The seven-day survival in topical cooling group and hypothermic perfusion group was better compared with that in no cooling group. ALT, AST and LDH levels showed no significant differences among the groups. PNP levels were significantly lower in topical cooling group (p < 0.01) and hypothermic perfusion group (p < 0.05) than in no cooling group, but no significant differences between topical cooling group and hypothermic perfusion group.

CONCLUSIONS

In the hepatic ischemia for 60 minutes, hypothermic perfusion did not demonstrate markedly better effects compared with topical cooling.

摘要

背景/目的:本研究旨在阐明在肝血流阻断下进行扩大肝切除术时局部降温及低温灌注的效果。
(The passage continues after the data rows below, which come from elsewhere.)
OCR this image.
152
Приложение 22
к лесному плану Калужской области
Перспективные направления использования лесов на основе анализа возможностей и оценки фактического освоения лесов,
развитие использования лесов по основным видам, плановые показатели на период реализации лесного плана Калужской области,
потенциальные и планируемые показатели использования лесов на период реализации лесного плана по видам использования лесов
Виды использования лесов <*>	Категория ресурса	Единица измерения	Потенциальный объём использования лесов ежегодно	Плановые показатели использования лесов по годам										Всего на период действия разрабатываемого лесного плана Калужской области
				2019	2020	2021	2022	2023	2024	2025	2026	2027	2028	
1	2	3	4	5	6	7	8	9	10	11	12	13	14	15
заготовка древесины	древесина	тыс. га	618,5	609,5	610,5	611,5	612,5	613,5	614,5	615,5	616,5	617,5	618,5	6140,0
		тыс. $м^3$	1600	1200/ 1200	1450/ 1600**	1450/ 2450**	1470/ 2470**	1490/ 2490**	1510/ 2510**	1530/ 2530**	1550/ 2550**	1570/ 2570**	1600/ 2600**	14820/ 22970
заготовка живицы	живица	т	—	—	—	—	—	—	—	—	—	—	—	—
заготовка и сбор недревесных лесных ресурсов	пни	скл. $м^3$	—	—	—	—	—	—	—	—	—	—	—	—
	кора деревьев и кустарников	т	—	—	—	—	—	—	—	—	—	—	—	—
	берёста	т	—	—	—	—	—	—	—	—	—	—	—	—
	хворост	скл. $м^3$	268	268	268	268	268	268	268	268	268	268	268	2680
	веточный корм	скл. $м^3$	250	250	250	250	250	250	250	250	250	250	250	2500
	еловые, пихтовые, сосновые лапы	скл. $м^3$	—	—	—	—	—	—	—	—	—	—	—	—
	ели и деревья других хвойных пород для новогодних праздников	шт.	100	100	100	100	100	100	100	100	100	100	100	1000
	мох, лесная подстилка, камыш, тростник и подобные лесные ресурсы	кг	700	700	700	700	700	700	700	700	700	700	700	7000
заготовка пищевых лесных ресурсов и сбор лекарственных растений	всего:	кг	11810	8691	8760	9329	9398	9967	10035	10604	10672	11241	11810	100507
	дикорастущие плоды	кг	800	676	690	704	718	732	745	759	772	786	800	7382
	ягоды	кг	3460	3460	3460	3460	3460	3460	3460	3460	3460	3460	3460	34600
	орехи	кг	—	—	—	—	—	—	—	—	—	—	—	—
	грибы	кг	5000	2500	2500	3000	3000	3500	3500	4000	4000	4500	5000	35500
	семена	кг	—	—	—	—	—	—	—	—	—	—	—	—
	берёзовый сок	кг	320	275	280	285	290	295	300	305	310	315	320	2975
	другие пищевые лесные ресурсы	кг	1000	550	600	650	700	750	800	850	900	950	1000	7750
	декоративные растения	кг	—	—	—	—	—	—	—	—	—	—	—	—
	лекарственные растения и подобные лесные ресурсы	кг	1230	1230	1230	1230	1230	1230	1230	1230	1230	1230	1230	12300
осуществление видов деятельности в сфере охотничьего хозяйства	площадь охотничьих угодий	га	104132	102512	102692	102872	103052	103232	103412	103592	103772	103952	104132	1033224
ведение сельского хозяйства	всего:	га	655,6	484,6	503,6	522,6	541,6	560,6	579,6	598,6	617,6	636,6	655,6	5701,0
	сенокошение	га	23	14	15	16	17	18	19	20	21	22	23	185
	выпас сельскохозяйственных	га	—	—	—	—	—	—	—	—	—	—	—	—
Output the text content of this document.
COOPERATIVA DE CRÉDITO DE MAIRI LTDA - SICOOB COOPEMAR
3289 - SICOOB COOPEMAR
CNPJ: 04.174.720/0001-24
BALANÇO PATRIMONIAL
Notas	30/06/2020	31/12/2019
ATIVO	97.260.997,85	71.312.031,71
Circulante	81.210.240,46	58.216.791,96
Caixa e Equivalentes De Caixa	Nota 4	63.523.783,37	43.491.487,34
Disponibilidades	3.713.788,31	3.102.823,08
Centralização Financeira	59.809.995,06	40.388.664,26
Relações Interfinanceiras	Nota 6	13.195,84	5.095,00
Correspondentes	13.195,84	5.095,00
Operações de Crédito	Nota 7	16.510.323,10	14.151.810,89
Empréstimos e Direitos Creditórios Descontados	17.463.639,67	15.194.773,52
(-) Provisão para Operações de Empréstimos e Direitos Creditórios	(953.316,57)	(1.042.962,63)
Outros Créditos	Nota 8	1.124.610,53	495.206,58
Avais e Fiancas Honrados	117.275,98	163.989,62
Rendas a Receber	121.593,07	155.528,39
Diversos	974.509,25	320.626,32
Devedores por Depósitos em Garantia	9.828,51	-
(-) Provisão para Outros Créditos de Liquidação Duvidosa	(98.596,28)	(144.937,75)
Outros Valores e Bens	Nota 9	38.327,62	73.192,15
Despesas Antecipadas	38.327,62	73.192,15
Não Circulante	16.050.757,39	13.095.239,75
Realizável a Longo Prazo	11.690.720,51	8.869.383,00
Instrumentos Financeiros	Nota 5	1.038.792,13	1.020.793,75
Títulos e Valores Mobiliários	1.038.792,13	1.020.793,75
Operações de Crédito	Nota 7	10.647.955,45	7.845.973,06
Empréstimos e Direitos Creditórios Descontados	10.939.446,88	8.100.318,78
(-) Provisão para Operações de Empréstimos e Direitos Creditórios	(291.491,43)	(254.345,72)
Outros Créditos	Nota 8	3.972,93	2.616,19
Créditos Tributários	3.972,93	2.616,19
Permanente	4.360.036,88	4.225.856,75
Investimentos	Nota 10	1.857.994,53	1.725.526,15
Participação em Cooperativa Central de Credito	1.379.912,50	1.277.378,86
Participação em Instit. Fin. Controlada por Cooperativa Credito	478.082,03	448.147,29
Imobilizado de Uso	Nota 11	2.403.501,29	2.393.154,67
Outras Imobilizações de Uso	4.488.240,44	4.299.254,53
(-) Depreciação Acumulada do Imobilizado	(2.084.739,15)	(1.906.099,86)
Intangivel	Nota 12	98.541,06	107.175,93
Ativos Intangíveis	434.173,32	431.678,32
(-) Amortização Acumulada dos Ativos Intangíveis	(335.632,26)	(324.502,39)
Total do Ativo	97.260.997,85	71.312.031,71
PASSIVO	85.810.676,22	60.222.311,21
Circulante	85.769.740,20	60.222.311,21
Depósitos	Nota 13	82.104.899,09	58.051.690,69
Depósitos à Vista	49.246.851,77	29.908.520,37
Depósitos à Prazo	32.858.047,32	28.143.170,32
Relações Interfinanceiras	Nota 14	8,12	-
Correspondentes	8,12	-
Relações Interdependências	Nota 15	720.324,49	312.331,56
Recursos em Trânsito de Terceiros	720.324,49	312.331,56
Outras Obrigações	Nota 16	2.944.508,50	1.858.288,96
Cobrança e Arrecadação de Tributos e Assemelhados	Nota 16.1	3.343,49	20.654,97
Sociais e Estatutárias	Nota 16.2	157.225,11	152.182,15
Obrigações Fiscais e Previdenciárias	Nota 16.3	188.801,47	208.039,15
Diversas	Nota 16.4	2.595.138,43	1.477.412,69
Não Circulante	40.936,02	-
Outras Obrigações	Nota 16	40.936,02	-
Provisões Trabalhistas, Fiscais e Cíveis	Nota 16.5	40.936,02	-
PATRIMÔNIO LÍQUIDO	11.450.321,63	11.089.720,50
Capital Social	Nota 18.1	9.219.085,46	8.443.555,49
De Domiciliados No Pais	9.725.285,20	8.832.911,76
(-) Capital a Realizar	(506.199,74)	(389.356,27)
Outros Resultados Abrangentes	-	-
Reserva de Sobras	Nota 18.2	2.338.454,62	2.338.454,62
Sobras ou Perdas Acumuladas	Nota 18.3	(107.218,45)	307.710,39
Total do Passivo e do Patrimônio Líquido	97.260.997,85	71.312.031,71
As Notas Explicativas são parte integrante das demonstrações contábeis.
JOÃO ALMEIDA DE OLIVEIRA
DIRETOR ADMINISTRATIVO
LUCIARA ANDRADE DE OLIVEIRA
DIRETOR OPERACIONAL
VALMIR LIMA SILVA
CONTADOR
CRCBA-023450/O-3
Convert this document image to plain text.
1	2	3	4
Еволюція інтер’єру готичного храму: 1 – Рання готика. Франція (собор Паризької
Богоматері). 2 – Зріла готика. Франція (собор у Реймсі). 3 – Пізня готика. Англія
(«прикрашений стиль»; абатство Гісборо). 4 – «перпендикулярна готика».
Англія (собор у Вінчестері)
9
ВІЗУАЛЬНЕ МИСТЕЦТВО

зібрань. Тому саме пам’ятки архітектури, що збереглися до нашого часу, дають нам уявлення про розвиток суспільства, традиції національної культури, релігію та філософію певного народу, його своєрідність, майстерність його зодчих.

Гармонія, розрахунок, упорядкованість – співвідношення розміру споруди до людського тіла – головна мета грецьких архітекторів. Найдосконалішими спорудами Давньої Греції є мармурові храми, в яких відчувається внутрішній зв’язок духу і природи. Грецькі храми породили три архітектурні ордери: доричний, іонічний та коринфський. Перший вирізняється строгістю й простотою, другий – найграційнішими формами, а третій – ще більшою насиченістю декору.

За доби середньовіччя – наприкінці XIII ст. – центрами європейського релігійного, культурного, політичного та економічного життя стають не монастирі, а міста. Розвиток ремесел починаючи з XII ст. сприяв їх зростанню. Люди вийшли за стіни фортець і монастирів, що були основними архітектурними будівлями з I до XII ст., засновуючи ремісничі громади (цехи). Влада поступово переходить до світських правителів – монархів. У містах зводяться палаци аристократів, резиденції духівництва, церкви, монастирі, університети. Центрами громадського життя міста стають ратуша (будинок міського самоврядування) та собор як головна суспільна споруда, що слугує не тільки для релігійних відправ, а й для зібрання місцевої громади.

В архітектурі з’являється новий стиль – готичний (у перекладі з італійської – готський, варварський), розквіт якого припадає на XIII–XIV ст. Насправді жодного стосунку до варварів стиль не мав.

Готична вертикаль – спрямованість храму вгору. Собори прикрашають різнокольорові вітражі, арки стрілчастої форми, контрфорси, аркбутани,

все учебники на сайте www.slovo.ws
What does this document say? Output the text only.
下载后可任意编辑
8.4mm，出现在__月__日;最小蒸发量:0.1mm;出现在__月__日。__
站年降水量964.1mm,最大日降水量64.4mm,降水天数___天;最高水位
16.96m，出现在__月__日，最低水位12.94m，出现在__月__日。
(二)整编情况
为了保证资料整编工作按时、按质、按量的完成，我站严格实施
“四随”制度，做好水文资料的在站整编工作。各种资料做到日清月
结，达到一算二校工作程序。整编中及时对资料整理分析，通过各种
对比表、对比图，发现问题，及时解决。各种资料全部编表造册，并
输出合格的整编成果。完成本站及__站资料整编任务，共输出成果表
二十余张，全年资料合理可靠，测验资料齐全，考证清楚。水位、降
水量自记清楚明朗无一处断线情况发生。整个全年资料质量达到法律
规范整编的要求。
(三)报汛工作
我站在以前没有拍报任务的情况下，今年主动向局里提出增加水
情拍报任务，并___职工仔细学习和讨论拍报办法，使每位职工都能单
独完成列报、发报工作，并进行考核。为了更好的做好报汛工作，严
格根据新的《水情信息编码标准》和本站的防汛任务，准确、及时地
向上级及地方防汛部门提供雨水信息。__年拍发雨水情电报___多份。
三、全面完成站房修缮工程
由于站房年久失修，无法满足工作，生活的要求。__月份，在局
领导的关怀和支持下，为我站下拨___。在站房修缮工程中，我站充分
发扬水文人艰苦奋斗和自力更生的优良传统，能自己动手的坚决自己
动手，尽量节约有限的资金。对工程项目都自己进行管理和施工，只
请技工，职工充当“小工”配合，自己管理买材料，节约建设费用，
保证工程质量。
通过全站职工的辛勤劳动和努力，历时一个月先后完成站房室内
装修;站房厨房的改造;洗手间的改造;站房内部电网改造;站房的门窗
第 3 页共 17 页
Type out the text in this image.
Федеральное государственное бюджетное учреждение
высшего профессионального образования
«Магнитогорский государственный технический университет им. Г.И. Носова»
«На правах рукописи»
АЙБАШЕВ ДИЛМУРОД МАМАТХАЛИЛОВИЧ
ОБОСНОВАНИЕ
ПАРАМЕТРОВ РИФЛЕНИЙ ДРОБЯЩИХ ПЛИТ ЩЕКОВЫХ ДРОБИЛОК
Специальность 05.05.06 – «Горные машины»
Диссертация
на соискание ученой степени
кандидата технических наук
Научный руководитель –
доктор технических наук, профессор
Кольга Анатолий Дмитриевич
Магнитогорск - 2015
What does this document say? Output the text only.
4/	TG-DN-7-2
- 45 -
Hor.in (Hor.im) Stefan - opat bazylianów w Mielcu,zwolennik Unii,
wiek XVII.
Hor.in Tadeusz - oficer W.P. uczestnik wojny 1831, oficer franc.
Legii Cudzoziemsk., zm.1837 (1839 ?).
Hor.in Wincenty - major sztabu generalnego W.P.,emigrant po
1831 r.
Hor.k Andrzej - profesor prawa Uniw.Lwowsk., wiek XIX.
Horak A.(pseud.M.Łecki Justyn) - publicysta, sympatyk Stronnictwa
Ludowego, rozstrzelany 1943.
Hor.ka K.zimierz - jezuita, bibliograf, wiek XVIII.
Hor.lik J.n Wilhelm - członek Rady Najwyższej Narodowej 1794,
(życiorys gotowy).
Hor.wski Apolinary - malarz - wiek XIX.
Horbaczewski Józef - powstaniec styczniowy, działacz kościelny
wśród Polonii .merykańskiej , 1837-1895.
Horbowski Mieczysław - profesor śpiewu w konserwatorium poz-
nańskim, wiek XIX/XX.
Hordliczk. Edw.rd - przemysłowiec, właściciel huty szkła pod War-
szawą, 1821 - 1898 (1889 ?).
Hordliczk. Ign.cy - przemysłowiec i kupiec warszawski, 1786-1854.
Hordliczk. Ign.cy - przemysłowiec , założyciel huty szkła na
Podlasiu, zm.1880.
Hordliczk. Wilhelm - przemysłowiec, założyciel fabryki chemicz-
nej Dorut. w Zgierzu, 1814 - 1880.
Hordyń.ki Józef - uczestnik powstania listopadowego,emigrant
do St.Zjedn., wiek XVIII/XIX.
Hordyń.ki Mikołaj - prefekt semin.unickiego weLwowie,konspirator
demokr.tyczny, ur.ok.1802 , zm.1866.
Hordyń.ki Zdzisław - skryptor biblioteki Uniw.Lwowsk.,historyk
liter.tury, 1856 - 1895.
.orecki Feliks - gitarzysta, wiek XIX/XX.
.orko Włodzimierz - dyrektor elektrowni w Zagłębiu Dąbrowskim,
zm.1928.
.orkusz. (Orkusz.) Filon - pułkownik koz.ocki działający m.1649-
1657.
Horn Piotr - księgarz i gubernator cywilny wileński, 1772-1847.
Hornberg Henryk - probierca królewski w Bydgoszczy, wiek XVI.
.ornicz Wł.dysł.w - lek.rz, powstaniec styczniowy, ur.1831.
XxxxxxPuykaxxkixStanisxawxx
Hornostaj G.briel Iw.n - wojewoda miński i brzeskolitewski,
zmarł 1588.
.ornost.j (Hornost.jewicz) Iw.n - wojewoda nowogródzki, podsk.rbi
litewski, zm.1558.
低温灌注已被证实对缺血肝脏具有保护作用。然而,尚未确定低温或灌注对缺血肝脏是否具有有益影响。

方法

在每只成年杂种犬中,在肝血流阻断60分钟的情况下切除75%的肝脏。动物被分为三组:非降温组(n = 8)、使用冰泥的局部降温组(n = 7)和低温灌注组(n = 7)。采集肝静脉血样以测定谷丙转氨酶(ALT)、谷草转氨酶(AST)、乳酸脱氢酶(LDH)和嘌呤核苷磷酸化酶(PNP)。

结果

局部降温组和低温灌注组的7天生存率优于非降温组。各组间ALT、AST和LDH水平无显著差异。局部降温组(p < 0.01)和低温灌注组(p < 0.05)的PNP水平显著低于非降温组,但局部降温组和低温灌注组之间无显著差异。

结论

在60分钟的肝脏缺血中,低温灌注与局部降温相比未显示出明显更好的效果。